Aos 23 anos, Marcelo Cirino chegou à Gávea no início do ano com status de principal reforço do Flamengo para a temporada e maior investimento da atual diretoria rubro-negra, que contou com o aporte de R$ 16,5 milhões de um grupo financeiro para tirar o atacante do Atlético. Tamanha responsabilidade, no entanto, não parece pesar nos ombros do jogador: a julgar pelo bom início, Cirino não deverá ter dificuldade para mostrar que a aposta valeu a pena.

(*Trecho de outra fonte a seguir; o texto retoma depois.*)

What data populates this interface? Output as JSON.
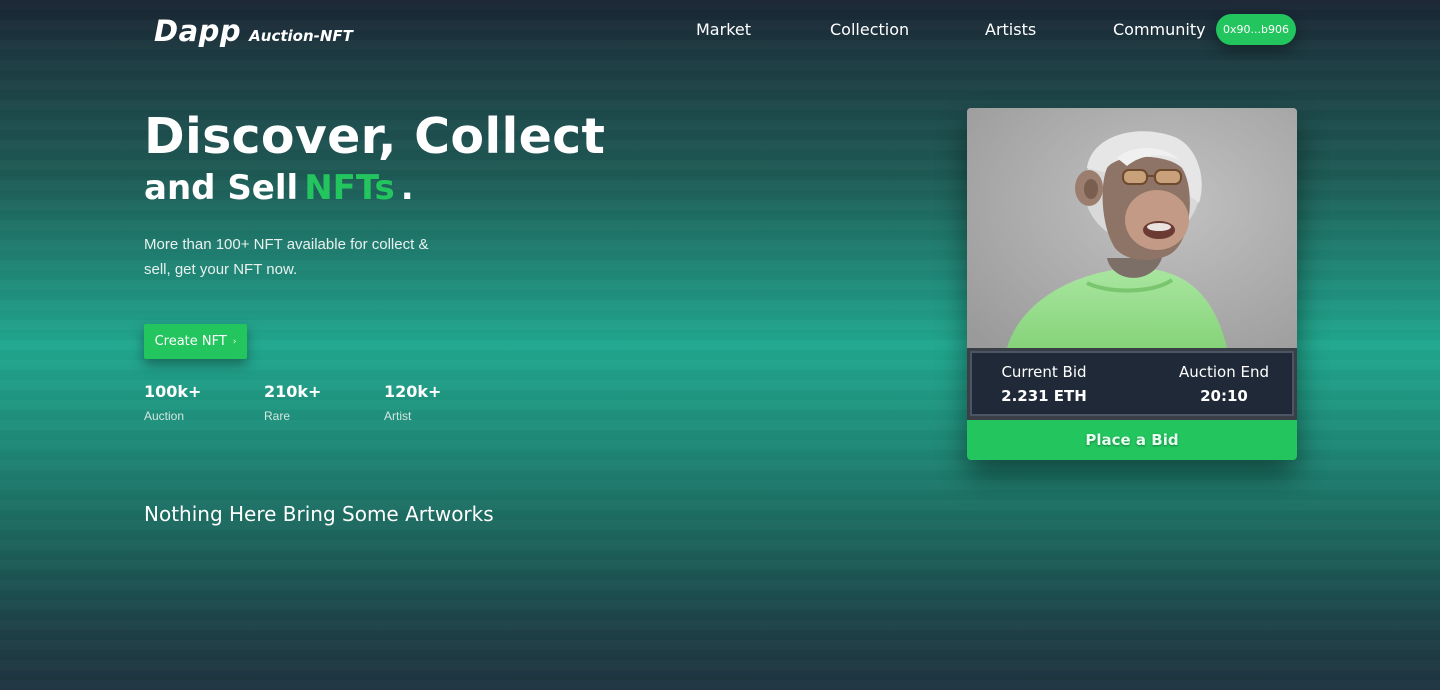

Conhecido pelas arrancadas e o chute potente de longa distância, o camisa 7 encontrou no clube carioca uma nova posição em campo, o comando do ataque, mudança proposta pelo técnico Vanderlei Luxemburgo já na pré-temporada. O resultado se vê na tabela de artilharia do Carioca: nove gols, e a chance de ser goleador logo na primeira competição pelo Flamengo. O atacante paranaense de jeito calado se revela surpreso com a nova condição de artilheiro: “Não imaginava [estar brigando pela artilharia], mas fico muito feliz por isso. O meu forte sempre foi a assistência, não era minha especialidade estar próximo do gol, dentro da área. Fazia alguns gols, mas sempre fui de jogar pelas beiradas e procurar o centroavante que estava mais próximo do gol”, afirma Cirino, de 1,82m.
Devido aos seguidos desfalques no ataque, ele voltou a jogar, nas últimas partidas, pelos lados do campo, como nos tempos do Atlético-PR. E a torcida do Flamengo viu o lado “garçom” do camisa 7. Na vitória por 2 a 1 sobre o Bangu, Cirino deu um passe milimétrico para Alecsandro abrir o placar. Sem disfarçar um certo orgulho, ele não esconde que a qualidade no passe é um dos destaques do seu repertório. “Algumas coisas para mim são novidade, mas essa parte de assistências não, já estava acostumado”, garante o jogador.
Embora os desfalques continuem atrapalhando o time no clássico deste sábado (4), Cirino se diz tranquilo para o Fla-Flu: “Quando você não consegue repetir a equipe, dificulta o entrosamento, mas o professor [Luxemburgo] procura trabalhar todos os jogadores nos treinamentos, para todos estarem com o mesmo ritmo, sabendo o que tem de ser feito. Podemos não ter todos os jogadores, mas quem entrar vai dar conta do recado”.
Lembranças do Fla-Flu
Do outro lado, estará um dos rivais de Cirino na luta pela artilharia: o atacante tricolor Fred, que tem os mesmos nove gols do rubro-negro e do surpreendente Rodrigo Pinho, do Madureira. Agora que conheceu seu lado goleador, o atacante espera levar vantagem sobre o concorrente direto no Fla-Flu. “É um duelo de artilheiros. Espero fazer mais gols e ficar na frente dele”, diz Cirino, lembrando que, artilharia à parte, o objetivo principal são os três pontos: “Estou concentrado em fazer uma boa partida. O mais importante é vencer, independentemente de fazer gol ou dar assistências. Ninguém é campeão sozinho, o Vanderlei pede que estejamos sempre concentrados e que nos ajudemos. Este é o espírito”.
Em seu primeiro Fla-Flu, Cirino se recorda de quando acompanhava, em Maringá, as transmissões do famoso clássico carioca. “É um sonho poder disputar um Fla-Flu. Só me acostumei a ver e ouvir. Poder entrar em campo será especial. Independentemente de ser um momento decisivo ou não, é um clássico de renome, que mexe com torcedores e jogadores. Contamos com nossa torcida para proporcionarmos uma grande partida. E que tudo seja em clima de paz, dentro e fora do estádio”, pede o atacante.